Well, That Was An . . . Adventure
Peeper and I are in Texas for our belated extended-family Christmas celebration, and we didn't get here without some trials.
I waited a bit too long to book our flights, so we didn't leave until 4 pm, and were due to get in to the local-to-my-family airport around 9 pm, via Dallas.
Our flight out of Baltimore was running a bit late, but that didn't bother Peeper too much.
When we got to Dallas, we were a smidge behind, so we rushed over to our departing gate, where we learned that our second flight was delayed as well, and wasn't supposed to leave until around 9 pm.
After actually speaking to our pilot, who happened to be standing there, and confirming that the flight would be going, as soon as the plane that was about to leave for Houston came back, we went and got some dinner, and planned to hang out for a while.
Peeper had spotted a play area, so we went there, and she played while I monitored our flight status online and Facebooked updates to LadyKay, to be passed on to the Anonyparents. Peeper was having a blast, running around the play area, climbing on things and jumping off, "teaching the little ones" how to play, and later, watching some cartoon that involved a lot of fighting and shooting and blowing up thing and calling the enemy things like, "You Devils!"
Great. I explained to her that I had no control over this TV, but that this was not a show that she would be allowed to watch. This little speech came after I heard her exclaim to no one in particular that, "I love this show!"
While running and playing, she was doing a lot of coughing - that damn asthma thing. I had her slow down for a bit, and take a break to get it under control, and it kind of came and went.
Finally, it was about half an hour until time to board our plane, so I called her over and had her sit down on the couch to get her shoes on. She was coughing again, and I asked if she was okay. She said she was, even though she was gagging about.
Are you sure? I'm okay.
Yeah. Not so much.
More gagging, and then she threw up all over herself. Remember how we'd just had dinner? Yeah.
As she sat there, covered in her own vomit, she asked me, pitifully, "Are you going to tell somebody?"
Yes?
Who?
I don't know!
I looked around, and saw a woman dusting some furniture, so I went over and told her (across a language barrier, I'm pretty sure) what had happened, and she said she'd be there in just a minute.

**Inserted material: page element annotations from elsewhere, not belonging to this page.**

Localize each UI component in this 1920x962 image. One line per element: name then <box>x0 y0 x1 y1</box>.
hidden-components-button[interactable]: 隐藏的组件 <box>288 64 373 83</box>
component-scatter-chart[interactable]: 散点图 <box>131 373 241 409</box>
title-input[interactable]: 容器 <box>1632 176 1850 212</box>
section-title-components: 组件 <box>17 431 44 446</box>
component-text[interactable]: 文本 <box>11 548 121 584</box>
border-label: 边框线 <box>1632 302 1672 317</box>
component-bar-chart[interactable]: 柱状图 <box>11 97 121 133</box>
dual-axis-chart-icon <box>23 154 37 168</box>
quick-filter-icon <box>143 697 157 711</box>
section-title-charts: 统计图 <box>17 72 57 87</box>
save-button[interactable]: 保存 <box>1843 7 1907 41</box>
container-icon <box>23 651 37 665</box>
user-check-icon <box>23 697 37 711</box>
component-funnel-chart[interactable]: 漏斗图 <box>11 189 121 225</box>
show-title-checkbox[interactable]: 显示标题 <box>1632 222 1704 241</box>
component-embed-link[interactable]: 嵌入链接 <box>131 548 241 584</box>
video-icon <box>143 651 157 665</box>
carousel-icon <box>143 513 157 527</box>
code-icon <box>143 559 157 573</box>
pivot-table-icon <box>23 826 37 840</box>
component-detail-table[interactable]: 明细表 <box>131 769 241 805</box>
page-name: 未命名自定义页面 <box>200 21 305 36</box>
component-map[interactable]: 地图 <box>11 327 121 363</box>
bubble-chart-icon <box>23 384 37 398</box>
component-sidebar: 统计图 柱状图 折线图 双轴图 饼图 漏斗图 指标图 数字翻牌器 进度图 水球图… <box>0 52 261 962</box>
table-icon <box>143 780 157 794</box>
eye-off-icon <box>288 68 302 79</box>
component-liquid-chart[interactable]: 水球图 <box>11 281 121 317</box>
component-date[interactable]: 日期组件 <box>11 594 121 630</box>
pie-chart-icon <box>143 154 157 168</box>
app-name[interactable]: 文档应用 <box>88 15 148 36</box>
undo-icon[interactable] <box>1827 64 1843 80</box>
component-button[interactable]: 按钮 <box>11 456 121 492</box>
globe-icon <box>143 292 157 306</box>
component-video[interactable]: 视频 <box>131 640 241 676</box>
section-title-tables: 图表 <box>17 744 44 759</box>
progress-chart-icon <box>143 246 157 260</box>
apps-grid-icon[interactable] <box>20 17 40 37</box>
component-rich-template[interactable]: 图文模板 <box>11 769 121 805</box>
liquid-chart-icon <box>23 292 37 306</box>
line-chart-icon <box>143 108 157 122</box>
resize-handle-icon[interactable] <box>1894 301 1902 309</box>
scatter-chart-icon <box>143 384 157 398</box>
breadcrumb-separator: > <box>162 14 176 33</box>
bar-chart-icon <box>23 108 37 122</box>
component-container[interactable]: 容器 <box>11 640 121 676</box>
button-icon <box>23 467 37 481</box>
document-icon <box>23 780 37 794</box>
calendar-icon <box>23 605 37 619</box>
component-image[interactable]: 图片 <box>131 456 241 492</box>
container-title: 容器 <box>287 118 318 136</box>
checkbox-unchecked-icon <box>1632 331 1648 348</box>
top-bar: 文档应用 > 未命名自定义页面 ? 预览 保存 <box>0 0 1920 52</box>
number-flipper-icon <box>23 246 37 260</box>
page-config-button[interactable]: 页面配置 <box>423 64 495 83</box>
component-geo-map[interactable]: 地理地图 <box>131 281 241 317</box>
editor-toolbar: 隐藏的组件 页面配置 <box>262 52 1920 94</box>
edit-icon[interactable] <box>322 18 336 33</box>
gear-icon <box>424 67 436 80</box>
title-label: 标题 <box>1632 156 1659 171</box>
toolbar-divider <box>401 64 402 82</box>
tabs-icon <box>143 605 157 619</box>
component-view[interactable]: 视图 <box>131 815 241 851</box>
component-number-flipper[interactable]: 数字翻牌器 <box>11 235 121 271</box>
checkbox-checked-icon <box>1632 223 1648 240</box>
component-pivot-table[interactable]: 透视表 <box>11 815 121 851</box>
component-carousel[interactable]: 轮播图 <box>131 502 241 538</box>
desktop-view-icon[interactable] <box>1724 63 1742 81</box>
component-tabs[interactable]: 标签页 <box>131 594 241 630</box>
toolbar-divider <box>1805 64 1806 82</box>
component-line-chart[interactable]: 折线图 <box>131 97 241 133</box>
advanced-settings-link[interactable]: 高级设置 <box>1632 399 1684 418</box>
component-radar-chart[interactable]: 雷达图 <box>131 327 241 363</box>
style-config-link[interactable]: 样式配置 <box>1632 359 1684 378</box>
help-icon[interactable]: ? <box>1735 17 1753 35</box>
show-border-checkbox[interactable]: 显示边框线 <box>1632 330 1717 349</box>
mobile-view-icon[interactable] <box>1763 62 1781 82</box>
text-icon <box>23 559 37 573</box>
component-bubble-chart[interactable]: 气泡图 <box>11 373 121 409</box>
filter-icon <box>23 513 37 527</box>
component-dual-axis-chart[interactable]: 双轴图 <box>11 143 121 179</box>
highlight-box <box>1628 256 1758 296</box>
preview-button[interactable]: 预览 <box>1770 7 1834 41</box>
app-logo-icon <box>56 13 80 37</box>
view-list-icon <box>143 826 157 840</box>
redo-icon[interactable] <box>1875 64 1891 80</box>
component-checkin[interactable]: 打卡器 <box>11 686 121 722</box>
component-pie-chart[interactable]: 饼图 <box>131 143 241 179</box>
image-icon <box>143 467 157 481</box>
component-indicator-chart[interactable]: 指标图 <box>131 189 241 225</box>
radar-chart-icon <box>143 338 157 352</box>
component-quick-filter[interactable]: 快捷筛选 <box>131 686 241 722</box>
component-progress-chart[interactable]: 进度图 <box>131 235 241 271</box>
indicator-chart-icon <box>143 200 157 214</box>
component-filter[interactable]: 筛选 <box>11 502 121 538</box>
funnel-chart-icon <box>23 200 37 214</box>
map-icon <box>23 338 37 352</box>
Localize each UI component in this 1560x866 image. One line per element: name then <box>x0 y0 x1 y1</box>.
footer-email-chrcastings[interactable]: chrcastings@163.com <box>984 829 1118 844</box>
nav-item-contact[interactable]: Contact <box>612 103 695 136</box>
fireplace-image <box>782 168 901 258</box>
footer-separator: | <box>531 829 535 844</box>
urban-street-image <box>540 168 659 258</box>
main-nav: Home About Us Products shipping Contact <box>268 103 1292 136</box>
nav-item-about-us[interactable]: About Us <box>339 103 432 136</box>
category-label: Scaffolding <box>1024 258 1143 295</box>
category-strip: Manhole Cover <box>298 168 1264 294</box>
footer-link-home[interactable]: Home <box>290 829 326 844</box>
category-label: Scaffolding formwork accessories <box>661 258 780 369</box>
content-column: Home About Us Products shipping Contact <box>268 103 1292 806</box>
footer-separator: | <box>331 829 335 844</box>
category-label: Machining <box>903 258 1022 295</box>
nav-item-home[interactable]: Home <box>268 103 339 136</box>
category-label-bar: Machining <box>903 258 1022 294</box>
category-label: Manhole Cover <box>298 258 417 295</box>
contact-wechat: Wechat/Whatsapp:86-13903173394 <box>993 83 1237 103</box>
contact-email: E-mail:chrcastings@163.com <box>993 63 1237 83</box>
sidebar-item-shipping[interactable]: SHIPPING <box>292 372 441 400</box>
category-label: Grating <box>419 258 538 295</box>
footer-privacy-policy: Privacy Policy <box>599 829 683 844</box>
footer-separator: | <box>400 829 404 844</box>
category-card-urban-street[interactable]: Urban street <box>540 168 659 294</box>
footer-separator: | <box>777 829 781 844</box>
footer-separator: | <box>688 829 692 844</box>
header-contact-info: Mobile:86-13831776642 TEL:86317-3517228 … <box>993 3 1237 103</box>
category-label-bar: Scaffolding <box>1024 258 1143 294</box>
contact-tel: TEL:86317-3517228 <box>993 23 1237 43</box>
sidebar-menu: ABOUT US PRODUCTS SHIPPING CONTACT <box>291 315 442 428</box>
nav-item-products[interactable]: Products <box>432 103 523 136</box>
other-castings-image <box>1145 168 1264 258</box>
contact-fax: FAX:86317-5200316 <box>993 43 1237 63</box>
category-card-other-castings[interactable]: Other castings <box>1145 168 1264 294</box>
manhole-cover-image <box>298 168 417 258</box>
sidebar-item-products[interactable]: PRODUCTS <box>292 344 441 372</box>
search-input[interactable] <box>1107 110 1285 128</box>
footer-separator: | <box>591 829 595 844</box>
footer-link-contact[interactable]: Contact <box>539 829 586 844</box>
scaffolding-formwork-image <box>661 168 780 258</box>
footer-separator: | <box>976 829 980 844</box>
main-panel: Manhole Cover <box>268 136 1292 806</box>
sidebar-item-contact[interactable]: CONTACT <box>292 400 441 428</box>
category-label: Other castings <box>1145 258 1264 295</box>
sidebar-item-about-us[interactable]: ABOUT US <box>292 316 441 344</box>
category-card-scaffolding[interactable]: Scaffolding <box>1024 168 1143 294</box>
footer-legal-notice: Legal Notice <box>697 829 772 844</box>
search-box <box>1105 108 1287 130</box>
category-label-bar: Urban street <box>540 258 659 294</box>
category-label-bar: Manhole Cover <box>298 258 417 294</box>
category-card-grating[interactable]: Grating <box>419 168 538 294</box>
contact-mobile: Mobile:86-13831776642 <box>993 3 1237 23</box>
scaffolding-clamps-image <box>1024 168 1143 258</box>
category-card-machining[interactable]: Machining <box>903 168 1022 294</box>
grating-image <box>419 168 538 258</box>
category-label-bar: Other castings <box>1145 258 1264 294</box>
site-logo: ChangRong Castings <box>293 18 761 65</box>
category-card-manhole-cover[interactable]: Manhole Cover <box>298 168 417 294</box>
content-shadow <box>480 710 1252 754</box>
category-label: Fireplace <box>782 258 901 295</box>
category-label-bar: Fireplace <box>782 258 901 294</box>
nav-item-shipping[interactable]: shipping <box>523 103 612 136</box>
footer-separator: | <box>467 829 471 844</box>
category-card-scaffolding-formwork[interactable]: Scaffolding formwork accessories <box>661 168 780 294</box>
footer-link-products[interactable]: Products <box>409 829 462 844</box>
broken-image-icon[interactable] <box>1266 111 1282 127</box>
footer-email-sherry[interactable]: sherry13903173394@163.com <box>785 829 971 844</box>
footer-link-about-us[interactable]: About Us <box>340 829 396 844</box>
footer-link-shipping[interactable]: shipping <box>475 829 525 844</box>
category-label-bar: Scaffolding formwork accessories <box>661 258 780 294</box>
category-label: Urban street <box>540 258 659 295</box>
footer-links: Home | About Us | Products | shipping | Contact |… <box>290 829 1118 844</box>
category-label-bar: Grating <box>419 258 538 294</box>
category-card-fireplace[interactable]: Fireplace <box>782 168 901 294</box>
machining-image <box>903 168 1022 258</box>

I went back to Peeper and told her, "Don't move. I'm going to run get some paper towels. Don't worry, nobody will steal you like this."
By the time I came back from the bathroom with not-even-close-to-enough paper towels, the custodian was there with a towel. Peeper told me later that, "She asked me, 'Are you okay?'" (I tipped this woman ten dollars when we left.)
I stripped her down to her panties, stuffed the gross clothes into the wet bag, and carried her to the bathroom to try to clean her up. As I was wiping her down, she said, "This is the worst thing!" and "I'm sorry this happened."
Oh, no, no, baby. I am so sorry.
I got her wiped off, and into some clean panties and pants and . . . nope, that's it. I hadn't brought a clean shirt. I couldn't think of anything else to do but to hope like hell we could find a store open, and if not, just take her on the plane like that and ask for a blanket when we get on board.
As we walked to our gate, we passed one closed store after another, just taunting us with there racks and racks of shirts, behind those metal gates.
Finally, we came to one that only had their gate half way down, so I grabbed Peeper, ducked under the gate, and said, "Please help me." I explained what had happened, and asked if they could please sell me a shirt.
There were three women working behind the counter. One started in with, "Well, I don't know how we could do that . . . ." (Of course, after tipping the custodian, I no longer had enough cash for a shirt, so I would have to use a debit card.) Then one of the other women said, "I haven't closed out my register yet."
Whew.
So, we picked out the smallest shirt they had, and put it on her, and hurried off to our gate, and waiting for our turn to board.
Luckily, this was a small plane with only two seats on a row, so nobody had to sit by us, because we were pretty stinky.
She was asleep before we even took off, and I had to wake her up when we landed.
Last trip, she was happy to sit in the car with Grandma while I waited for our bag (it's a very, very small airport), but this time, she was having none of that hanging-out-with-Grandpa business. Instead, she sat in my lap and whined until the bag came out, and then whined all the way to the house.
We didn't even stop to talk to Grandma on the way in, just went straight into the shower, and then to bed.
We are glad to be here, and are looking forward to our visit, but I could think of better ways to start it off.